We start with the concrete, like physical exercises. Abstractions will come later. We stand and “reach,” “stretch,” “bend,” “twist,” “pat,” “rub” and “wiggle, wiggle.” They laugh at “wiggle, wiggle,” which we do with our fingers. I know we are going to be all right.

Bungalow 20 is a far cry from my air-conditioned office at the Board of Education. But I love it. I am thrilled to be in the fascinating business of exploring the English language. And even though it is my first (and only fluent) language, I learn more about it every day as I try to help my students enjoy new sounds, vocabulary and syntax. How do I explain that kick the bucket means “died,” or pulling my leg means “kidding someone”? I don’t know yet, but I’m working on it.

And nothing at the board ever made me feel as good, though pained, as when a Korean student wrote me a note, in English, thanking me for not “hating Koreans” and telling me I was his favorite teacher in all the countries in which he had gone to school.

My teaching, and learning, doesn’t just stop in the classroom.

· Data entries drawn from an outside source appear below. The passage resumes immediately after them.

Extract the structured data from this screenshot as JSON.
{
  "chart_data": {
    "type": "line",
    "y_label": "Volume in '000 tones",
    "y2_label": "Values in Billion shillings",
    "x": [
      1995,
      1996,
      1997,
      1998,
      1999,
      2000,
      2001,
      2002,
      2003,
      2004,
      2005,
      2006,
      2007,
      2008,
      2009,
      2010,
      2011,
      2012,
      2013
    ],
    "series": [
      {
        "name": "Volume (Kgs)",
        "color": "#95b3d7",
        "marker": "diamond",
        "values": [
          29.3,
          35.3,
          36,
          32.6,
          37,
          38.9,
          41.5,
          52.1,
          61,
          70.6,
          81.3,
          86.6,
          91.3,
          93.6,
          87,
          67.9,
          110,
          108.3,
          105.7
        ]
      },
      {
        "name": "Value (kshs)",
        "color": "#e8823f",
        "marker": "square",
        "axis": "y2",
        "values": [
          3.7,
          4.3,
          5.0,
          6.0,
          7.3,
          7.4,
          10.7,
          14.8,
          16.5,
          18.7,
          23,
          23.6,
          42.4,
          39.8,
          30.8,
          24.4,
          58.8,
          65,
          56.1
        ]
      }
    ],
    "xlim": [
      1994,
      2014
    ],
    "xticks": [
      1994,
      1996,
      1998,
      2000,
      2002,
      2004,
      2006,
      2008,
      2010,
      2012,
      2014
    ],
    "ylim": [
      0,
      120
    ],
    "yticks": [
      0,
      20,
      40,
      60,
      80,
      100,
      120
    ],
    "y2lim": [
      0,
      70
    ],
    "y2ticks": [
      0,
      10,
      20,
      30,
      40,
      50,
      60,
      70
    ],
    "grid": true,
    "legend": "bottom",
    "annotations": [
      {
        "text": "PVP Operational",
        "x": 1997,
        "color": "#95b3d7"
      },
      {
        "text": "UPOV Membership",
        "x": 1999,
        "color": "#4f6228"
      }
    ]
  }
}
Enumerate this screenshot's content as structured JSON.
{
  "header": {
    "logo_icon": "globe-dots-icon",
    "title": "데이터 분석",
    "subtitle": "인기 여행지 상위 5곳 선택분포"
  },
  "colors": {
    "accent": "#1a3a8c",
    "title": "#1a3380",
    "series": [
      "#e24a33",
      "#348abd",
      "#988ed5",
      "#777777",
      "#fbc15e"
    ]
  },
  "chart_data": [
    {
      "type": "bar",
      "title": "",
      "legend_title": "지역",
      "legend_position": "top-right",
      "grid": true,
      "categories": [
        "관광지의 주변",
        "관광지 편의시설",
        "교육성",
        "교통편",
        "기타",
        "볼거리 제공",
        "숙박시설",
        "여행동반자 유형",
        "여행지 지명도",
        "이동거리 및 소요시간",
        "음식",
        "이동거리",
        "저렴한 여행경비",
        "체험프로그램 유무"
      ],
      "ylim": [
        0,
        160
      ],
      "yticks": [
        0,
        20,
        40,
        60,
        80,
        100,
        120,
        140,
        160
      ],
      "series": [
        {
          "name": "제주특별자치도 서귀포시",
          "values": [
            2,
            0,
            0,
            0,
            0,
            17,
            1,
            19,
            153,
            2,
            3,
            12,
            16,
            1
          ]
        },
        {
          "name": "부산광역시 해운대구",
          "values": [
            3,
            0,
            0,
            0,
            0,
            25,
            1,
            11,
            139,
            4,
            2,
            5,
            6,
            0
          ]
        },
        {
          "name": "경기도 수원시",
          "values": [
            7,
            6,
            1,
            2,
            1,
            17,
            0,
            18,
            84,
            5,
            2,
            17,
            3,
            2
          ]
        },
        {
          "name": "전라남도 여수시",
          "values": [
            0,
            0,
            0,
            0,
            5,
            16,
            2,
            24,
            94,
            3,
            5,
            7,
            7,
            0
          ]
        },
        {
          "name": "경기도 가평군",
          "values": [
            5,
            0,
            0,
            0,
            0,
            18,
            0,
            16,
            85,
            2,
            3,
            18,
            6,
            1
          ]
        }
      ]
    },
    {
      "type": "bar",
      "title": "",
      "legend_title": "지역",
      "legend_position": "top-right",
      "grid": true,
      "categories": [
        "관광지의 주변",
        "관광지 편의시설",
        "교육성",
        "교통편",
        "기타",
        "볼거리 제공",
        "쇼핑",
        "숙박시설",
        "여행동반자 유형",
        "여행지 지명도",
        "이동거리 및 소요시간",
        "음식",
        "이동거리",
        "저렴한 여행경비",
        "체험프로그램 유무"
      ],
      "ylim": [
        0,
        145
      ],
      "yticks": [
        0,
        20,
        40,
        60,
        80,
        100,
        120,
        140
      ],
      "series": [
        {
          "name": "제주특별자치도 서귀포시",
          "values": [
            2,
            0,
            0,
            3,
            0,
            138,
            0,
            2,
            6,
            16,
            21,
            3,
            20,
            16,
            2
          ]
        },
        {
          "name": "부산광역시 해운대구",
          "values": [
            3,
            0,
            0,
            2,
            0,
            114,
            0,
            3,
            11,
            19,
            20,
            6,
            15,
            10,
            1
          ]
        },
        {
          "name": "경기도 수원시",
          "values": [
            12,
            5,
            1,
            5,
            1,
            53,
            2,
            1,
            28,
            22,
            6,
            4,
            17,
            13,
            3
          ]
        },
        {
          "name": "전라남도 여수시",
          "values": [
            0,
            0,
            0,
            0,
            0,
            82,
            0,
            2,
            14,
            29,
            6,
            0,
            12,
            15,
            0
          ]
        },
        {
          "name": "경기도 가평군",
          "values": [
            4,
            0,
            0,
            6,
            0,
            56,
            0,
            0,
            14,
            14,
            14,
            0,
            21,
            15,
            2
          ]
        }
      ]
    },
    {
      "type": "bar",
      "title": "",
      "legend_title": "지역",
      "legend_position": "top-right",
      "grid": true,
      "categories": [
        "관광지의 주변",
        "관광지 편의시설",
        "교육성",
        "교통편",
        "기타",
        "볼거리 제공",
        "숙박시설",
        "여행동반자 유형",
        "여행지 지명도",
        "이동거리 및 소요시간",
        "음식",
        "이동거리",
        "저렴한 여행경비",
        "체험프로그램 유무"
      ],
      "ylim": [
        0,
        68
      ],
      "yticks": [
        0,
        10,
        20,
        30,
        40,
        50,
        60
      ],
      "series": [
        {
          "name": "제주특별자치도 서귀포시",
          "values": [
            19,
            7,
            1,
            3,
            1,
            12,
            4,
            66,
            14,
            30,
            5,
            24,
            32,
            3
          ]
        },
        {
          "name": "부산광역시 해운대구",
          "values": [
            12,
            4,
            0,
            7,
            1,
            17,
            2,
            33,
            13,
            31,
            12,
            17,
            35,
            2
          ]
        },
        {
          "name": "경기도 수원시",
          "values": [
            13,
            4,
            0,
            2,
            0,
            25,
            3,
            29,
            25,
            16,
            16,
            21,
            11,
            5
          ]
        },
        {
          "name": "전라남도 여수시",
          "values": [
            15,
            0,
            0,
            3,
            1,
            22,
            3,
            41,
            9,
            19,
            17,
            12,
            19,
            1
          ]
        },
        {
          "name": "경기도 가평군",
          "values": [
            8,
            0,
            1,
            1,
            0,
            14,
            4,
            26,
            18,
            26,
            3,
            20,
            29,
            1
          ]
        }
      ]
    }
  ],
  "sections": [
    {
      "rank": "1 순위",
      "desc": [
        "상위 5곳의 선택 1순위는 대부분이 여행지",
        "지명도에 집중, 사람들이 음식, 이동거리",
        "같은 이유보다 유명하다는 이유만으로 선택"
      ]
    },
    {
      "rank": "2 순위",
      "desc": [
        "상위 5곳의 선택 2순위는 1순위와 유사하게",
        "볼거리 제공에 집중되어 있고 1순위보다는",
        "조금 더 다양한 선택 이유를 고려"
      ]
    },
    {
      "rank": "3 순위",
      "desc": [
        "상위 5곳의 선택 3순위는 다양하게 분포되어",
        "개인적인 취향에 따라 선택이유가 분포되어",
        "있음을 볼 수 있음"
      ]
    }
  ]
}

In the small ESL faculty lounge, out in “bungalow heaven,” I share stories and learn the gossip from colleagues who ask me questions about how the board thinks and why it does the things it does. Frequently, I can explain the board’s actions by telling them why I made the decisions I did.

I cannot believe it when they think that teaching must make me more weary than being a board member. I try to tell them what it is like to fail when trying to get Sacramento to properly fund public schools in this state, or how much agony there is in being powerless to stop the systematic dismantling of public education in Los Angeles because of a lack of funds. But I am not articulate enough to get across my point.


Even though I had good contacts with teachers while serving on the board, I am a bit surprised by my colleagues’ cynicism about the school district and board. It’s become a semi-competitive indoor sport to dump on the L.A. Unified School District. Even the teachers start to question how good the schools are.

I am not an apologist for the school district, and when I went on the board, I had very strong opinions about the system. I still do. But the system is much better than it is given credit for.

Teaching makes me feel more powerful than I ever felt being president of the Board of Education. Here, daily, I am connected to 150-plus students in my four ESL classes. I feel successful and rejuvenated. To be sure, teaching is hard work, but my students are starting to laugh at my jokes in English, which weeks ago they did not understand. I beam with pride and pleasure.

Like when I said goodby to Period 4 class on Friday: I waved, moving my fingers.

Maria-Elena smiled sheepishly, and whispered, “Wiggle, wiggle.”